La Alianza Bolivariana para los Pueblos de Nuestra América (ALBA) ha expresado este martes su “seria preocupación” tras el anuncio del presidente ecuatoriano, Daniel Noboa, sobre su intención de enviar un proyecto de ley al Parlamento para eliminar un artículo de la Constitución que prohíbe la instalación de bases militares extranjeras en el país.
Según la ALBA, permitir bases militares de otros países en América Latina representa un grave riesgo para la paz y la estabilidad en la región, socavando los acuerdos de convivencia pacífica entre las naciones. Este organismo, liderado por el excanciller venezolano Jorge Arreaza, afirmó que “el uso simulado de la lucha contra el narcotráfico y el crimen organizado” está sirviendo como pretexto para facilitar la interferencia en los asuntos internos de los Estados.

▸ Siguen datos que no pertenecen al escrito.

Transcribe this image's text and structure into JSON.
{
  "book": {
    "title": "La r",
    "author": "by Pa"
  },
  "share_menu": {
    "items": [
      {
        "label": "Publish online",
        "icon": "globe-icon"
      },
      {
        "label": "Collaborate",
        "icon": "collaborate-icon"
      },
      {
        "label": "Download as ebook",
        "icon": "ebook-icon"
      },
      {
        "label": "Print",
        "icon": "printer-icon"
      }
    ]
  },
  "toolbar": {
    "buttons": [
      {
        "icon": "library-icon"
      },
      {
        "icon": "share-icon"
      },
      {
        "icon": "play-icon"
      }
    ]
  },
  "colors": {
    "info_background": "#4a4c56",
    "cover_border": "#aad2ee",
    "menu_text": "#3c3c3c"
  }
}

La ALBA está compuesta por países como Venezuela, Cuba, Nicaragua, Bolivia, Antigua y Barbuda, San Cristóbal y Nieves, San Vicente y las Granadinas, Granada, Dominica y Santa Lucía. En su comunicado, la organización expresó su confianza en la “sabiduría” del pueblo ecuatoriano para “preservar su soberanía e independencia”, destacando la importancia de proteger la paz y la seguridad en América Latina y el Caribe.

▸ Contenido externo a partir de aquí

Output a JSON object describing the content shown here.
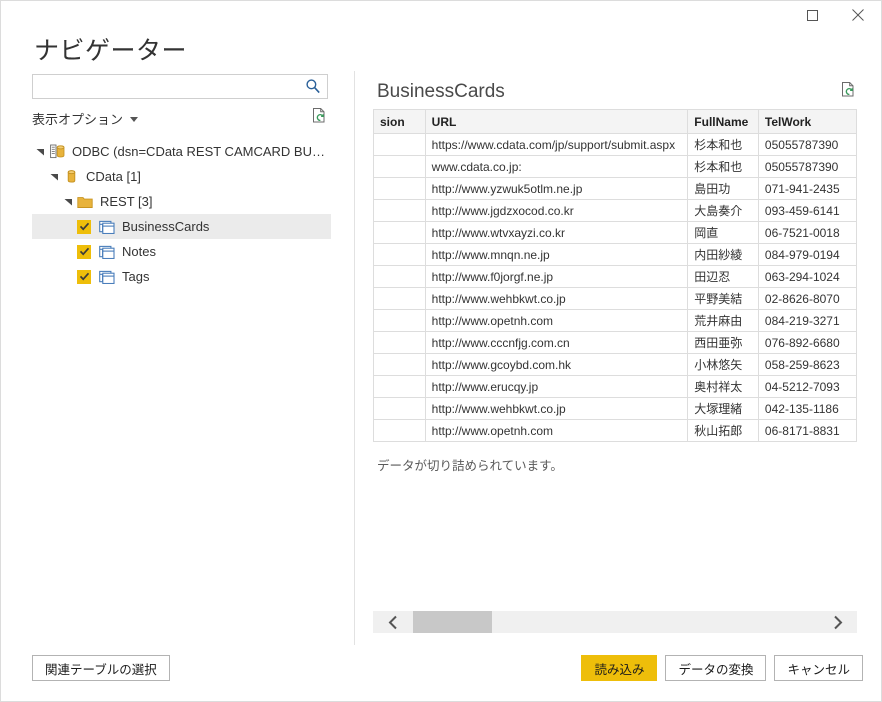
{
  "window": {
    "title": "ナビゲーター",
    "controls": {
      "restore_label": "元に戻す",
      "close_label": "閉じる"
    }
  },
  "search": {
    "value": "",
    "placeholder": "",
    "icon": "search-icon"
  },
  "left_pane": {
    "display_options_label": "表示オプション",
    "refresh_icon": "refresh-document-icon",
    "tree": [
      {
        "label": "ODBC (dsn=CData REST CAMCARD BUSINESS)...",
        "level": 0,
        "icon": "server-database-icon",
        "expanded": true,
        "checkbox": null,
        "selected": false
      },
      {
        "label": "CData [1]",
        "level": 1,
        "icon": "database-icon",
        "expanded": true,
        "checkbox": null,
        "selected": false
      },
      {
        "label": "REST [3]",
        "level": 2,
        "icon": "folder-icon",
        "expanded": true,
        "checkbox": null,
        "selected": false
      },
      {
        "label": "BusinessCards",
        "level": 3,
        "icon": "table-icon",
        "expanded": null,
        "checkbox": true,
        "selected": true
      },
      {
        "label": "Notes",
        "level": 3,
        "icon": "table-icon",
        "expanded": null,
        "checkbox": true,
        "selected": false
      },
      {
        "label": "Tags",
        "level": 3,
        "icon": "table-icon",
        "expanded": null,
        "checkbox": true,
        "selected": false
      }
    ]
  },
  "preview": {
    "title": "BusinessCards",
    "refresh_icon": "refresh-document-icon",
    "truncation_note": "データが切り詰められています。",
    "columns": [
      "sion",
      "URL",
      "FullName",
      "TelWork"
    ],
    "rows": [
      [
        "",
        "https://www.cdata.com/jp/support/submit.aspx",
        "杉本和也",
        "05055787390"
      ],
      [
        "",
        "www.cdata.co.jp:",
        "杉本和也",
        "05055787390"
      ],
      [
        "",
        "http://www.yzwuk5otlm.ne.jp",
        "島田功",
        "071-941-2435"
      ],
      [
        "",
        "http://www.jgdzxocod.co.kr",
        "大島奏介",
        "093-459-6141"
      ],
      [
        "",
        "http://www.wtvxayzi.co.kr",
        "岡直",
        "06-7521-0018"
      ],
      [
        "",
        "http://www.mnqn.ne.jp",
        "内田紗綾",
        "084-979-0194"
      ],
      [
        "",
        "http://www.f0jorgf.ne.jp",
        "田辺忍",
        "063-294-1024"
      ],
      [
        "",
        "http://www.wehbkwt.co.jp",
        "平野美結",
        "02-8626-8070"
      ],
      [
        "",
        "http://www.opetnh.com",
        "荒井麻由",
        "084-219-3271"
      ],
      [
        "",
        "http://www.cccnfjg.com.cn",
        "西田亜弥",
        "076-892-6680"
      ],
      [
        "",
        "http://www.gcoybd.com.hk",
        "小林悠矢",
        "058-259-8623"
      ],
      [
        "",
        "http://www.erucqy.jp",
        "奥村祥太",
        "04-5212-7093"
      ],
      [
        "",
        "http://www.wehbkwt.co.jp",
        "大塚理緒",
        "042-135-1186"
      ],
      [
        "",
        "http://www.opetnh.com",
        "秋山拓郎",
        "06-8171-8831"
      ]
    ],
    "scrollbar": {
      "left_arrow": "chevron-left-icon",
      "right_arrow": "chevron-right-icon"
    }
  },
  "footer": {
    "related_tables_label": "関連テーブルの選択",
    "load_label": "読み込み",
    "transform_label": "データの変換",
    "cancel_label": "キャンセル"
  },
  "colors": {
    "accent_gold": "#eebe0a",
    "icon_blue": "#4a7ebb",
    "selection_gray": "#ebebeb",
    "border_gray": "#dddddd"
  }
}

Durante el anuncio del proyecto de ley, realizado en un video grabado en la antigua base de Manta, Noboa justificó su propuesta argumentando que en un “conflicto transnacional contra el crimen organizado” se requieren “respuestas a nivel nacional e internacional”. Esta base, que operó anteriormente para Estados Unidos, fue cerrada en 2009 tras la prohibición de instalaciones militares extranjeras impuesta en la nueva Constitución redactada durante el gobierno de Rafael Correa (2007-2017).

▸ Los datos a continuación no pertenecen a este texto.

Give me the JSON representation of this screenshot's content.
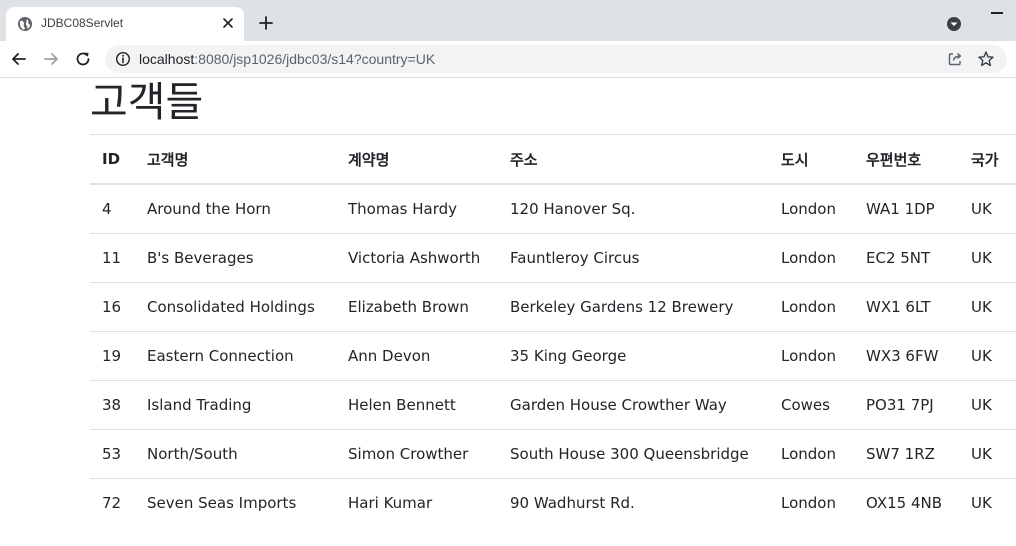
{
  "browser": {
    "tab_title": "JDBC08Servlet",
    "url_host": "localhost",
    "url_rest": ":8080/jsp1026/jdbc03/s14?country=UK"
  },
  "page": {
    "title": "고객들"
  },
  "table": {
    "headers": [
      "ID",
      "고객명",
      "계약명",
      "주소",
      "도시",
      "우편번호",
      "국가"
    ],
    "rows": [
      [
        "4",
        "Around the Horn",
        "Thomas Hardy",
        "120 Hanover Sq.",
        "London",
        "WA1 1DP",
        "UK"
      ],
      [
        "11",
        "B's Beverages",
        "Victoria Ashworth",
        "Fauntleroy Circus",
        "London",
        "EC2 5NT",
        "UK"
      ],
      [
        "16",
        "Consolidated Holdings",
        "Elizabeth Brown",
        "Berkeley Gardens 12 Brewery",
        "London",
        "WX1 6LT",
        "UK"
      ],
      [
        "19",
        "Eastern Connection",
        "Ann Devon",
        "35 King George",
        "London",
        "WX3 6FW",
        "UK"
      ],
      [
        "38",
        "Island Trading",
        "Helen Bennett",
        "Garden House Crowther Way",
        "Cowes",
        "PO31 7PJ",
        "UK"
      ],
      [
        "53",
        "North/South",
        "Simon Crowther",
        "South House 300 Queensbridge",
        "London",
        "SW7 1RZ",
        "UK"
      ],
      [
        "72",
        "Seven Seas Imports",
        "Hari Kumar",
        "90 Wadhurst Rd.",
        "London",
        "OX15 4NB",
        "UK"
      ]
    ]
  }
}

El objetivo del proyecto de ley es eliminar la prohibición existente sobre bases militares extranjeras y permitir la cesión de bases nacionales a fuerzas armadas o de seguridad de otros países. La ALBA advirtió que las bases militares estadounidenses en el mundo, y especialmente en América Latina, actúan como herramientas para la injerencia extranjera, facilitando la explotación de recursos naturales, el control sobre los gobiernos y la manipulación de mercados ilegales en las naciones que las albergan.